Clearly, Waste Management set up the insurance requirement of its subcontractor, Labor Finders, to pass on to the subcontractor's insurer any liability for the negligence of the subcontractor's employee(s).

A review of the contract, specifically Article VIII, supra, establishes that Labor Finders was to maintain liability insurance naming Waste Management as an additional insured. In fact, Labor Finders admits that if it did not do so, this failure would have been a breach of the agreement. Waste Management supported its summary judgment motion with the admission by Labor Finders that it had no liability insurance on the day of McGinnis's accident that named Waste Management as an insured.

The trial court was correct in concluding that Labor Finders clearly breached the contract by failing to provide insurance. However, that does not end the inquiry. Even if Labor Finders had provided the insurance required by the agreement, would that insurance have covered McGinnis's personal injury claim? The real issue in this case is the duty to defend. McGinnis's tort claim alleged injury caused by the direct negligence of Waste Management's employee, Edward Bryant. In particular, McGinnis asserted that Bryant backed the garbage truck into a vehicle which had stopped behind it, and as a result, McGinnis, who was on the back of the truck, was crushed between the two vehicles.
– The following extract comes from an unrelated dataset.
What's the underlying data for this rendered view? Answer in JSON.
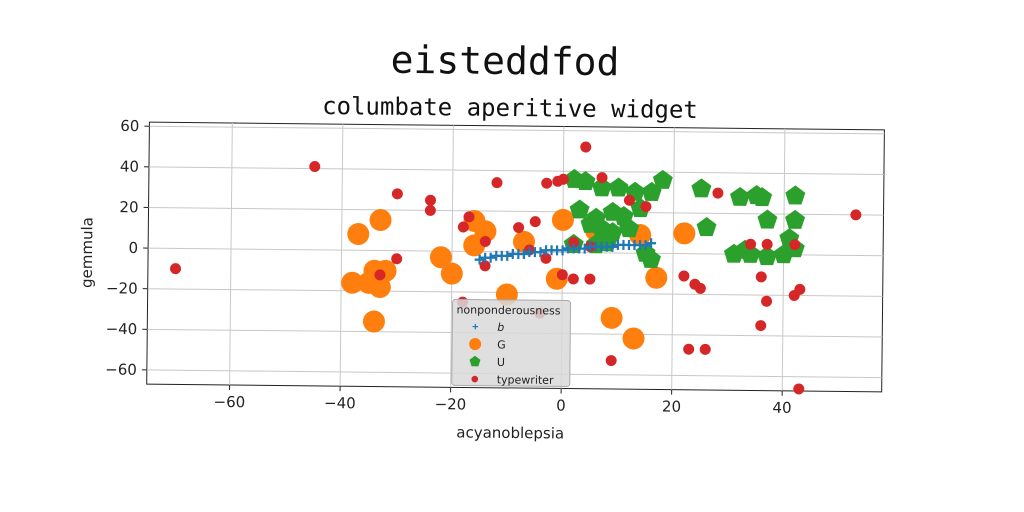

Article VII imposes a duty "to defend, hold harmless and unconditionally indemnify (Waste Management)" for all liabilities, costs, expenses, claims and damages "in any manner caused by or resulting from (Labor Finders') breach of this agreement or acts or failure to act by (Labor Finders) employees or agents in the performance of this agreement or in any manner arising from the work to be performed by (Labor Finders)." Further, a phrase that would include coverage for injuries or damages caused by the negligence of Waste Management or its employees was marked out and therefore not part of the contract. Why this clause was marked through remains an issue of fact. It appears, however, to show an intent not to provide coverage for negligent acts of Waste Management employees. Since coverage for an additional insured (Waste Management) is typically limited to liability arising out of the named insured's (Labor Finders') work or operations,[2] Waste Management would have had to prove that Labor Finders had a duty to defend McGinnis's allegations of negligence on the 1062*1062 part of Waste Management and its employee.[3]

A court must examine the well-pleaded allegations of the plaintiffs petition to determine whether the plaintiffs allegations create a duty to defend. Suire v. Lafayette City-Parish Consol. Government, 04-1459 (La.04/12/05), 907 So.2d 37. Plaintiff's petition states that the sole cause of the injury was the negligence of Waste Management's employee, Edward Bryant.

Obviously, Labor Finders had an obligation to provide insurance and to defend and/or indemnify Waste Management for any claims arising from the negligent acts of Labor Finders' employees. Equally obvious, Labor Finders would owe no such duty to supply Waste Management insurance or indemnification for the damage caused to the Ford Mustang that was negligently backed into by Waste Management's employee. Likewise, Labor Finders had no obligation to provide coverage or indemnity for the negligence of Waste Management's employee in pinning McGinnis between the truck and vehicle.

We further find that because McGinnis was Labor Finders' employee, his workers' compensation claim would fall under the contractual requirement for Labor Finders to defend and indemnify.

Conclusion

For the reasons stated herein, we reverse the trial court's grant of summary judgment in favor of Waste Management of Louisiana, L.L.C., and remand for further proceedings in accordance with this opinion.

Costs are assessed to plaintiff/appellee, Waste Management of Louisiana, L.L.C.

Reversed and Remanded.

[1] This last phrase in parentheses was scratched through in the parties' contract.

[2] See 3 Couch on Insurance 3d 40:25.

[3] See American County Ins. Co. v. James McHugh Const. Co., 344 Ill.App.3d 960, 280 Ill.Dec. 86, 801 N.E.2d 1031 (2003) (holding that where a complaint alleges negligence only on the part of the additional insured, the insurer did not have a duty to defend or indemnify the additional insured).